[German]A reader has brought on September 18, 2025 some information to my attention that I covered in timely manner within my German blog. The Everest ransomware group lists BMW group as one of its victims. Everest claimed that a successful attack also resulted in the theft of internal documents (e.g., for auditing purposes). The incident dates back to September 14, 2025. I was able to view some documents since publishing my German blog post.
The Everest ransomware group
The Everest ransomware and the group of the same name have been active since December 2020 and have made a name for themselves in the world of cybercrime. The group's strategy includes attacking high-profile targets such as NASA, the Brazilian government, and, most recently, cosmetics manufacturer Clarins.
Everest is known for its double extortion tactic: not only is the victims' data encrypted, but the ransomware also extracts data and the group threatens to publish sensitive information if the ransom demands are not met.
In April 2025, this site concluded that Everest had since transformed itself into an initial access broker (IAB) that provides other groups with access to systems. The site contains a detailed profile of the Everest group and locates its members as having strong ties to "operations based in Russia," but also mentions a connection to the BlackByte ransomware group. However, the exact country of origin is currently still unconfirmed.
The group's victims are currently located in the US, Canada, and Europe. SocRadar also describes a profile of this ransomware group here. In almost five years, the group has targeted around 200 victims.

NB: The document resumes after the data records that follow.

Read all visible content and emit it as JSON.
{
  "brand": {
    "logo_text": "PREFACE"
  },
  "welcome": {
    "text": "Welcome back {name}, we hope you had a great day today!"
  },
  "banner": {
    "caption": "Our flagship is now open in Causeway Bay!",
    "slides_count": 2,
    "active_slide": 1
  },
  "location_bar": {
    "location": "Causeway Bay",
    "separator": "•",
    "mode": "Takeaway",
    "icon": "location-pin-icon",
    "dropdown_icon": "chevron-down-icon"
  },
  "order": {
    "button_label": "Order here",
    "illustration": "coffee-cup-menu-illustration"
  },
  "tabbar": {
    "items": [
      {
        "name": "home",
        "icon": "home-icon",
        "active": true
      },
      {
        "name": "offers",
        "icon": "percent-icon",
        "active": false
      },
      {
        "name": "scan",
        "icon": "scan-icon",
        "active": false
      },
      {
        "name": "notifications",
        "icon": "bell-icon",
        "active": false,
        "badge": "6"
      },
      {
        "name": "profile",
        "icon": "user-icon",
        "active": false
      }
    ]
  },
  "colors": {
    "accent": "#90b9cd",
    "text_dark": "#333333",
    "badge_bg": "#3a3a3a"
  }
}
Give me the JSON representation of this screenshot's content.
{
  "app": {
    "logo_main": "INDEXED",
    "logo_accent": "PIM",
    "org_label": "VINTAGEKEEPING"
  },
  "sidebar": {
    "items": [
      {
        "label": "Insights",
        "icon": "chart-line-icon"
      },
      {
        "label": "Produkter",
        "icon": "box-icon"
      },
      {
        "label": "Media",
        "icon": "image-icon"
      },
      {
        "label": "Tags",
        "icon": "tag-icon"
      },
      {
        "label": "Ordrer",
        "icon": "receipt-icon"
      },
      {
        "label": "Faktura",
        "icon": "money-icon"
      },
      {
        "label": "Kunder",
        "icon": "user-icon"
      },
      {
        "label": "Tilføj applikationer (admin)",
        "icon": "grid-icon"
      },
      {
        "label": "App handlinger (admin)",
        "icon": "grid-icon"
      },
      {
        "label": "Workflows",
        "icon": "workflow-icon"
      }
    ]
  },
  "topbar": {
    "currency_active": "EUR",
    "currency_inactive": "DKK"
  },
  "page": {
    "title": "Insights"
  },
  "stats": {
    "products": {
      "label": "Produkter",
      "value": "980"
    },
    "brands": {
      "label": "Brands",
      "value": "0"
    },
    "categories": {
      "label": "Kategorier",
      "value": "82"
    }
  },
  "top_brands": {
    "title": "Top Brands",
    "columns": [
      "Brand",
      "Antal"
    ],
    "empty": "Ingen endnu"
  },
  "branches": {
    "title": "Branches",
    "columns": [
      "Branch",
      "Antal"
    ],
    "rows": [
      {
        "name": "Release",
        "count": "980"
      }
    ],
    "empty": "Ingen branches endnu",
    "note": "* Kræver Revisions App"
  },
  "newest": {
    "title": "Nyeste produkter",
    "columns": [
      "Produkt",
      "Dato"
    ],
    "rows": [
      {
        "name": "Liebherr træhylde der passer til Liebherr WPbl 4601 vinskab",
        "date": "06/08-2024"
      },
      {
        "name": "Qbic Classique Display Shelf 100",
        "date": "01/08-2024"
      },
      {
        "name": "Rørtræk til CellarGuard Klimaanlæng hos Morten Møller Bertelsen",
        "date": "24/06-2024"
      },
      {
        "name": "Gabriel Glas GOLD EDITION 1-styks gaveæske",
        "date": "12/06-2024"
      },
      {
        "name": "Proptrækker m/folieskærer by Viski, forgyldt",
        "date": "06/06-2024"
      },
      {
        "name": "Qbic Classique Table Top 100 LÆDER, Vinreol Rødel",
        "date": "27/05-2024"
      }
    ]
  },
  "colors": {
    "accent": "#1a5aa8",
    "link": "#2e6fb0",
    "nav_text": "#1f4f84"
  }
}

Regarding the following report, it should be noted that the Everest Group itself was apparently the victim of a hack (by an unknown actor) in April 2025 and subsequently took its Tor site offline. Security Affairs has published some brief notes on the incident. German site Golem has a more comprehensive article on this incident. The latest victim names could be an attempt to get back into the conversation.
BMW suspected Everest victim
A few hours ago, a blog reader sent me a private message on my social media channels pointing out reports that "BMW" had allegedly become an Everest victim. While researching this, I came across the following tweet containing this information..
So there is very little information available. Currently, the only information available is the claim made by the Everest Group on its Onion dark web page, which claims that the BMW Group (bmw.com) is a victim.
On the group's Onion page (see above), the group list of alleged victims includes Clarins (mentioned above) and, currently, BMW. The date of access to BMW systems is given as September 14, 2025. No data as evidence of the ransomware infection has been posted at the time, my German article went public (September 18, 2025, 5:00 a.m.).
I asked the German BMW press department regarding a statement about the claim by Everest , but I got not feedback till writing this English blog post.
On Sept. 19, 2025 i was able to view some samples. So far, little truly explosive information has been leaked by Everest. There are listings from directories such as the document names above – specifically LCX Warehouse Audit (BMW's new logistics center opened in Spartanburg, South Carolina, in 2022) – which point to an incident in the US. And I'm not sure if it hasn't affected a service provider such as change2target.com.
Information about BMW
Bayerische Motoren Werke Aktiengesellschaft (BMW) is a publicly traded automobile and motorcycle manufacturer based in Munich, Germany, which also operates as the BMW Group. With sales of €142 billion and around 159,000 employees in the 2024 financial year, BMW is one of Germany's largest commercial enterprises and, with annual sales of 2.45 million automobiles and 210,385 motorcycles in 2024, is one of the 15 largest motor vehicle manufacturers in the world and one of the top six in terms of sales. The BMW Group includes the Mini and Rolls-Royce car brands as well as the BMW sub-brands BMW M and BMW i.